Il Documento di economia e finanza prosegue il suo iter parlamentare che dovrebbe concludersi in tempi brevi, così da dare il disco verde allo scostamento di bilancio da 40 miliardi per finanziare nuovi interventi a sostegno delle imprese e lasciare il poco tempo che resta alla fine del mese perché il Parlamento dia il via libera al Piano nazionale di ripresa e resilienza che il Governo dovrebbe esaminare oggi. Durante l’audizione alle commissioni Bilancio di Camera e Senato sul Def, il ministro dell’Economia Daniele Franco ha ricordato che il debito pubblico “è molto elevato e va ridotto”, anche perché “gli aiuti della Bce e dell’Unione europea non sono eterni”.
Per Francesco Forte, ex ministro delle Finanze e per il Coordinamento delle politiche comunitarie, la sostenibilità del debito dipende principalmente «dal tasso di crescita del Pil di quest’anno e degli anni a venire. Non c’è dubbio che se vi fossero passi indietro sulle riaperture appena decise, con la convinzione che occorra prima raggiungere quota zero contagi, ci muoveremmo nella direzione sbagliata. Dobbiamo quanto più possibile mirare alla crescita, anche creando condizioni per lo sviluppo turistico in vista della stagione estiva».
Quali altri misure bisognerebbe adottare per stimolare la crescita?
Dopo l’introduzione del Decreto dignità, il mercato del lavoro è diventato troppo rigido: bisognerebbe quindi renderlo più flessibile in un momento in cui occorre aumentare l’occupazione. È poi fondamentale che ci siano più investimenti possibili. Dobbiamo però fare attenzione a un aspetto importante, tanto più ora che arriveranno anche le risorse del Recovery fund.

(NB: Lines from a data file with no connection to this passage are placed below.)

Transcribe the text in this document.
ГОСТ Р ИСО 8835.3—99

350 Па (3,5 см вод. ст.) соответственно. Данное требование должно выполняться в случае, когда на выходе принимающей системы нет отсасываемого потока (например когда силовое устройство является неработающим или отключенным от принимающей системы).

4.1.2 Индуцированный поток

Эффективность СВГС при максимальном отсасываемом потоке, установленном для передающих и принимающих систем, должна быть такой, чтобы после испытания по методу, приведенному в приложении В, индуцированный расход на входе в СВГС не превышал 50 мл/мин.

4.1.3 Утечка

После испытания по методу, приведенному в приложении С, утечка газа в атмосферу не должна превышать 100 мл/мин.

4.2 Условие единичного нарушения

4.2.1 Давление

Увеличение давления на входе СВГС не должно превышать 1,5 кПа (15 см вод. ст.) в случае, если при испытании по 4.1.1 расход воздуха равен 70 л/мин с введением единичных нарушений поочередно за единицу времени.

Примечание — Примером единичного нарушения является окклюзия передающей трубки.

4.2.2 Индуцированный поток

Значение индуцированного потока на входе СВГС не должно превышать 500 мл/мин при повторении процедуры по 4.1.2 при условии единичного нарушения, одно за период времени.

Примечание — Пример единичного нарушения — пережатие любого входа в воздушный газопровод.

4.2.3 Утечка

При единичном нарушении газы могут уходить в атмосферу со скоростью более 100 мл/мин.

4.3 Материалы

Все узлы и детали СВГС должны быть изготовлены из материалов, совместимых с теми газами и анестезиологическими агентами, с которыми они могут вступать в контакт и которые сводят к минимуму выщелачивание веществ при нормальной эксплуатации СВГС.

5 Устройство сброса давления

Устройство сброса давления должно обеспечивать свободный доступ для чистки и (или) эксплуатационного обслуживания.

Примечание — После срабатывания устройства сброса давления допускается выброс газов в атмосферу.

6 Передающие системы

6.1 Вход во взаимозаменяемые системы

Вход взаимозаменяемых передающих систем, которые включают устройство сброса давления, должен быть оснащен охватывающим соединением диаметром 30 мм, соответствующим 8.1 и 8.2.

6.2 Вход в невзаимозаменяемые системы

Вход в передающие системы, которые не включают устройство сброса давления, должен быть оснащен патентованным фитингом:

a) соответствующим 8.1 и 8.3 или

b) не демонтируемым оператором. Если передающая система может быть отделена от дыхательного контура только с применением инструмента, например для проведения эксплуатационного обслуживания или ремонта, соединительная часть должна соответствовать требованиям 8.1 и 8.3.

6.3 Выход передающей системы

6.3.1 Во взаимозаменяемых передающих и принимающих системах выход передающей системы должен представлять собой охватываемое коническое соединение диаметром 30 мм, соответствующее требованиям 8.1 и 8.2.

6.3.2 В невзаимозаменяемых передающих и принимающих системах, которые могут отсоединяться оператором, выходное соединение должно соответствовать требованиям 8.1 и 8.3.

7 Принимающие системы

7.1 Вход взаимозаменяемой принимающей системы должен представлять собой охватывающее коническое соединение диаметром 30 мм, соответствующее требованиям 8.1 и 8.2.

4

A che cosa bisognerà fare attenzione?
Dobbiamo cercare di avere il più possibile imprese private italiane, evitando nazionalizzazioni, e fare in modo che le risorse europee vengano utilizzate principalmente da soggetti fuori dal perimetro statale. L’ideale sarebbe aprire le imprese pubbliche ai finanziamenti sul mercato, come già avviene per Eni ed Enel, pensando per esempio alla quotazione in borsa di FS. E dovremmo evitare operazioni come quella dell’ingresso di Invitalia in ArcelorMittal Italia. Bisognerebbe che al posto del soggetto pubblico vi fosse un gruppo di operatori siderurgici privati italiani come Arvedi.
Perché ritiene così importante limitare l’intervento pubblico nell’economia?
Perché dobbiamo far crescere il Pil utilizzando un sistema di finanziamento il più possibile esterno al perimetro dello Stato. Questo consentirà di far crescere il denominatore, il Pil, senza far aumentare il numeratore, il debito pubblico, ma anzi diminuendolo. È chiaro che a quel punto il rapporto debito/Pil sarebbe avviato su un percorso di riduzione e sostenibilità.
La settimana prossima il Governo presenterà al Parlamento il Piano nazionale di ripresa e resilienza. Si potrà tenere conto degli aspetti che sta evidenziando?
Certo, perché con il Pnrr si individuano i progetti, non gli operatori che devono realizzarli. Se possibile bisogna affidarsi a imprese private, anche nella transizione ecologica, nella digitalizzazione. Ovviamente ci saranno progetti che, come l’alta velocità ferroviaria, i privati non farebbero perché non remunerativi. Questi andrebbero limitati quanto più possibile. E credo sarebbe importante continuare a puntare su strumenti come il superbonus al 110%, capaci di mettere in moto un moltiplicatore importante di crescita economica, a vantaggio oltretutto di imprese italiane, distribuite capillarmente sul territorio. C’è poi un altro accorgimento che si potrebbe attuare.
Quale?
Fare in modo che ci sia meno debito statale e più debito degli enti locali. Vedrei anche positivamente la possibilità che siano le imprese regionali e comunali ad accedere, insieme a soggetti privati, ai fondi europei, al massimo con una piccolissima quota statale di garanzia, in modo da contenere l’indebitamento pubblico.
Un’ultima domanda professore. Ieri si è riunito il board della Bce. Pensa che nei prossimi mesi possano venir meno le politiche espansive dell’Eurotower.
No, non credo. Oltre all’Italia, anche la Spagna non è messa bene. Ma soprattutto a non essere in condizioni ottimali è la Francia. Quindi non ritengo ci possa essere un’inversione di rotta nelle politiche monetarie nel breve termine.